Eksportir sawit merasa dipersulit di pelabuhan. Mereka meminta sawit tidak masuk jalur merah Bea Cukai. Selain itu, masih ada miskomunikasi dalam memahami pungutan CPO antar aparat terkait.
Sahat Sinaga, Wakil Ketua Dewan Minyak Sawit Indonesia, mengeluhkan adanya aturan kepabeanan yang mempersulit keluarnya produk sawit di pelabuhan. Aturan yang dimaksud adalah Peraturan Menteri Keuangan Bernomor 145/PMK/04/2007 tentang Ketentuan Kepabeanan dan Peraturan Menteri Keuangan Bernomor 146 /PMK/04/2014 Tentang Perubahan Atas Peraturan Menteri Keuangan Nomor 214/PMK04/2008 Tentang Pemungutan Bea Keluar.
Menurut Sahat, kedua aturan ini membuat produk sawit masuk ke jalur merah. “Akibatnya, produk kami mesti diperiksa beberapa kali,” ujarnya.
Definisi jalur merah ini adalah mekanisme pelayanan dan pengawas pengeluaran barang dengan dilakukan pemeriksaan fisik dan penelitian dokumen sebelum penerbitan SPPB.
Togar Sitanggang, Sekjen Asosiasi Produsen Biofuel Indonesia, mengakui ekspor produk sawit masih terkena jalur merah di Bea Cukai.

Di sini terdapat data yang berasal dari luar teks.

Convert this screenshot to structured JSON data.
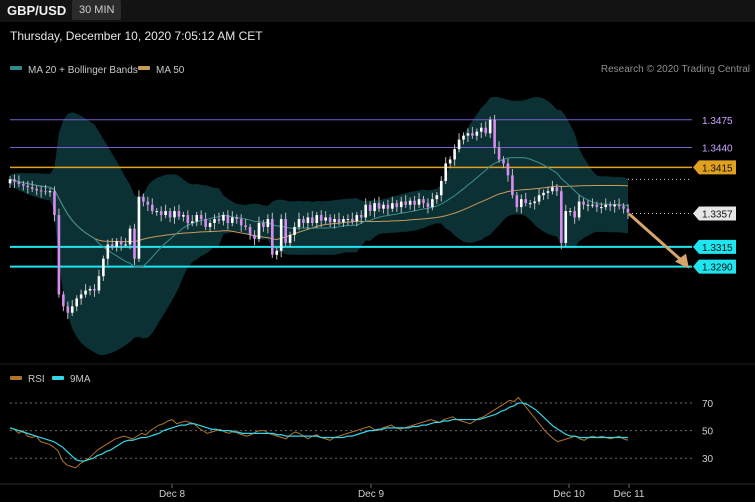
{
  "header": {
    "symbol": "GBP/USD",
    "timeframe": "30 MIN",
    "datetime": "Thursday, December 10, 2020 7:05:12 AM CET",
    "credit": "Research © 2020 Trading Central"
  },
  "colors": {
    "candle": "#ffffff",
    "band": "#0e3a3e",
    "ma20": "#3e8f8f",
    "ma50": "#c89a5a",
    "rsi": "#b0732e",
    "rsi_ma": "#33d6e6",
    "support": "#1ee6f0",
    "resistance": "#e0a020",
    "purple": "#7b5fd0",
    "arrow": "#d7a46a"
  },
  "chart_data": [
    {
      "type": "candlestick",
      "legend": [
        "MA 20 + Bollinger Bands",
        "MA 50"
      ],
      "ylim": [
        1.3175,
        1.3515
      ],
      "levels": [
        {
          "label": "1.3475",
          "value": 1.3475,
          "style": "purple"
        },
        {
          "label": "1.3440",
          "value": 1.344,
          "style": "purple"
        },
        {
          "label": "1.3415",
          "value": 1.3415,
          "style": "resistance"
        },
        {
          "label": "1.3357",
          "value": 1.3357,
          "style": "last"
        },
        {
          "label": "1.3315",
          "value": 1.3315,
          "style": "support"
        },
        {
          "label": "1.3290",
          "value": 1.329,
          "style": "support"
        }
      ],
      "close": [
        1.34,
        1.3397,
        1.3394,
        1.3392,
        1.339,
        1.3388,
        1.3386,
        1.3385,
        1.3384,
        1.3385,
        1.3355,
        1.3255,
        1.324,
        1.3232,
        1.324,
        1.325,
        1.3255,
        1.326,
        1.3262,
        1.326,
        1.3278,
        1.33,
        1.3318,
        1.3315,
        1.3322,
        1.3318,
        1.3318,
        1.3338,
        1.33,
        1.3378,
        1.3372,
        1.3368,
        1.336,
        1.336,
        1.3355,
        1.336,
        1.3352,
        1.336,
        1.3353,
        1.3355,
        1.3345,
        1.3347,
        1.3355,
        1.335,
        1.334,
        1.3345,
        1.335,
        1.3348,
        1.3355,
        1.3345,
        1.3352,
        1.335,
        1.3342,
        1.334,
        1.333,
        1.3325,
        1.3345,
        1.334,
        1.335,
        1.3305,
        1.331,
        1.335,
        1.332,
        1.333,
        1.334,
        1.335,
        1.3345,
        1.3352,
        1.3345,
        1.3355,
        1.3348,
        1.3352,
        1.3346,
        1.335,
        1.3346,
        1.335,
        1.335,
        1.3347,
        1.3355,
        1.3352,
        1.3368,
        1.336,
        1.337,
        1.3363,
        1.3368,
        1.3363,
        1.337,
        1.3365,
        1.3372,
        1.3368,
        1.3373,
        1.3368,
        1.3375,
        1.337,
        1.3365,
        1.3375,
        1.338,
        1.3398,
        1.342,
        1.3425,
        1.3438,
        1.345,
        1.3455,
        1.3458,
        1.3455,
        1.346,
        1.3465,
        1.3458,
        1.3475,
        1.344,
        1.3425,
        1.342,
        1.3405,
        1.338,
        1.3365,
        1.3375,
        1.337,
        1.337,
        1.3372,
        1.338,
        1.3383,
        1.3385,
        1.339,
        1.3385,
        1.332,
        1.336,
        1.336,
        1.3352,
        1.3372,
        1.3368,
        1.3368,
        1.3368,
        1.3365,
        1.3365,
        1.3368,
        1.3366,
        1.3368,
        1.3366,
        1.3363,
        1.3358
      ],
      "x_ticks": [
        "Dec 8",
        "Dec 9",
        "Dec 10",
        "Dec 11"
      ],
      "y_ticks": [
        "1.3475",
        "1.3440",
        "1.3415",
        "1.3357",
        "1.3315",
        "1.3290"
      ]
    },
    {
      "type": "line",
      "legend": [
        "RSI",
        "9MA"
      ],
      "ylim": [
        20,
        78
      ],
      "y_ticks": [
        70,
        50,
        30
      ],
      "rsi": [
        52,
        51,
        48,
        50,
        46,
        45,
        46,
        42,
        41,
        40,
        38,
        35,
        28,
        25,
        24,
        23,
        26,
        28,
        30,
        33,
        36,
        38,
        40,
        42,
        44,
        45,
        46,
        45,
        44,
        46,
        48,
        47,
        50,
        52,
        54,
        55,
        57,
        58,
        55,
        56,
        57,
        56,
        55,
        52,
        50,
        48,
        49,
        50,
        51,
        49,
        48,
        50,
        48,
        47,
        46,
        47,
        49,
        50,
        50,
        48,
        47,
        46,
        45,
        44,
        47,
        49,
        48,
        46,
        44,
        46,
        47,
        45,
        44,
        43,
        45,
        46,
        47,
        48,
        49,
        50,
        51,
        52,
        53,
        51,
        50,
        52,
        53,
        54,
        52,
        51,
        52,
        53,
        54,
        55,
        56,
        57,
        58,
        57,
        56,
        58,
        59,
        60,
        58,
        57,
        56,
        55,
        57,
        59,
        60,
        62,
        64,
        66,
        68,
        70,
        72,
        71,
        74,
        70,
        66,
        62,
        58,
        54,
        50,
        47,
        44,
        42,
        43,
        44,
        45,
        46,
        44,
        43,
        45,
        46,
        45,
        46,
        45,
        44,
        45,
        46,
        44,
        43
      ],
      "rsi_ma": [
        52,
        51,
        50,
        49,
        48,
        47,
        46,
        45,
        44,
        43,
        42,
        40,
        38,
        35,
        32,
        29,
        28,
        28,
        29,
        30,
        32,
        33,
        35,
        36,
        38,
        40,
        42,
        43,
        43,
        44,
        45,
        45,
        46,
        47,
        48,
        50,
        51,
        52,
        53,
        54,
        54,
        55,
        55,
        54,
        53,
        52,
        51,
        51,
        50,
        50,
        50,
        49,
        49,
        48,
        48,
        48,
        48,
        48,
        48,
        48,
        48,
        47,
        47,
        46,
        46,
        46,
        46,
        46,
        46,
        46,
        46,
        45,
        45,
        45,
        45,
        45,
        45,
        46,
        46,
        47,
        48,
        49,
        50,
        50,
        51,
        51,
        52,
        52,
        52,
        52,
        52,
        52,
        53,
        53,
        54,
        54,
        55,
        56,
        56,
        57,
        57,
        58,
        58,
        58,
        58,
        58,
        58,
        58,
        59,
        60,
        61,
        62,
        64,
        65,
        67,
        68,
        70,
        70,
        69,
        67,
        65,
        62,
        59,
        56,
        53,
        51,
        49,
        47,
        46,
        46,
        45,
        45,
        45,
        45,
        45,
        45,
        45,
        45,
        45,
        45,
        45,
        45
      ]
    }
  ]
}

Tahapan pemeriksaan jalur merah ini mulai dari pre shipment, during shipment, dan compl loading. “Jadi, kami harus menjemput petugas Bea Cukai setiap kali pemeriksaan tadi,” katanya.
Kendala lain adalah aparat Bea Cukai dan petugas kerap berselisih pendapat mengenai produk turunan sawit yang tidak tercantum di dalam PMK 133/PMK.05/2015, yang merupakan revisi atas PMK Nomor 144/PMK.05/2015 tentang Tarif Layanan Badan Layanan Umum Badan Pengelola Dana Perkebunan Kelapa Sawit. Aturan ini mengatur 30 objek produk sawit dan turunannya yang dikenakan pungutan ekspor.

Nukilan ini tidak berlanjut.